Les relations tendues entre le gouvernement chilien et la communauté indigène mapuche seraient-elles sur le point de s’assouplir? Alors que la région d’Araucanie est en proie, depuis une dizaine de jours, à des violences liées aux conflits territoriaux opposant depuis des décennies les Mapuches à l’Etat et à des propriétaires terriens, l’exécutif s’est dit prêt à ouvrir la discussion. Il a lancé lundi, par les voix du ministre de l’Intérieur, Andrés Chadwick, et du ministre du Développement social, Joaquin Lavin, un appel «à dialoguer sans exclusion» avec les groupes mapuches d’Araucanie, une province située à quelque 700 km au sud de Santiago.

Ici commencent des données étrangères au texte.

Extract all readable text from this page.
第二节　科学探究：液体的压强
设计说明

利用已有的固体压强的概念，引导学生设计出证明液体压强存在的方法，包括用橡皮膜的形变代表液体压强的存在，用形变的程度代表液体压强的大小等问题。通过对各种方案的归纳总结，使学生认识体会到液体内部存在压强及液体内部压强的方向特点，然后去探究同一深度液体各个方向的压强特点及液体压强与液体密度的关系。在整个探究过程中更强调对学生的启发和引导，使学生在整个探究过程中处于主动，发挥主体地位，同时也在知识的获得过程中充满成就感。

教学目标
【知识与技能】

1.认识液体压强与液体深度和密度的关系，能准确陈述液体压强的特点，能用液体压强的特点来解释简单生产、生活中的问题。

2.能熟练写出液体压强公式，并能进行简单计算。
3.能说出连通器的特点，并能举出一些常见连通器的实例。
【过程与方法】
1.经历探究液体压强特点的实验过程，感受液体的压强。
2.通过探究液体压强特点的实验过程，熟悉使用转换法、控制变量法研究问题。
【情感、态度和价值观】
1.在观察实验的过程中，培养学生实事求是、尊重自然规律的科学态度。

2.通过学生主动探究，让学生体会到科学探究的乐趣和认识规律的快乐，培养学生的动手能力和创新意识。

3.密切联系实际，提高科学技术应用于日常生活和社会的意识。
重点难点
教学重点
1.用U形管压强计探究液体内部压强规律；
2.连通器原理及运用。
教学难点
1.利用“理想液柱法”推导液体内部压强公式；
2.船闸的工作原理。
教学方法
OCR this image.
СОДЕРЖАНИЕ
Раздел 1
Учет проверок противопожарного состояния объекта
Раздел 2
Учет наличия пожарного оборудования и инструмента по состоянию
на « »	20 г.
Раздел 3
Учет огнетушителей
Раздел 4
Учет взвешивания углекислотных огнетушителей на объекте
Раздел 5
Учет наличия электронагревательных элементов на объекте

La démarche est inédite de la part du gouvernement, qui a toujours opté pour une approche répressive face aux revendications des Mapuches, parfois assorties d’actions violentes. Cette population indigène constituée de quelque 700 000 personnes est déterminée à récupérer les terres dont leurs aïeux ont été privés à la fin du XIXe siècle.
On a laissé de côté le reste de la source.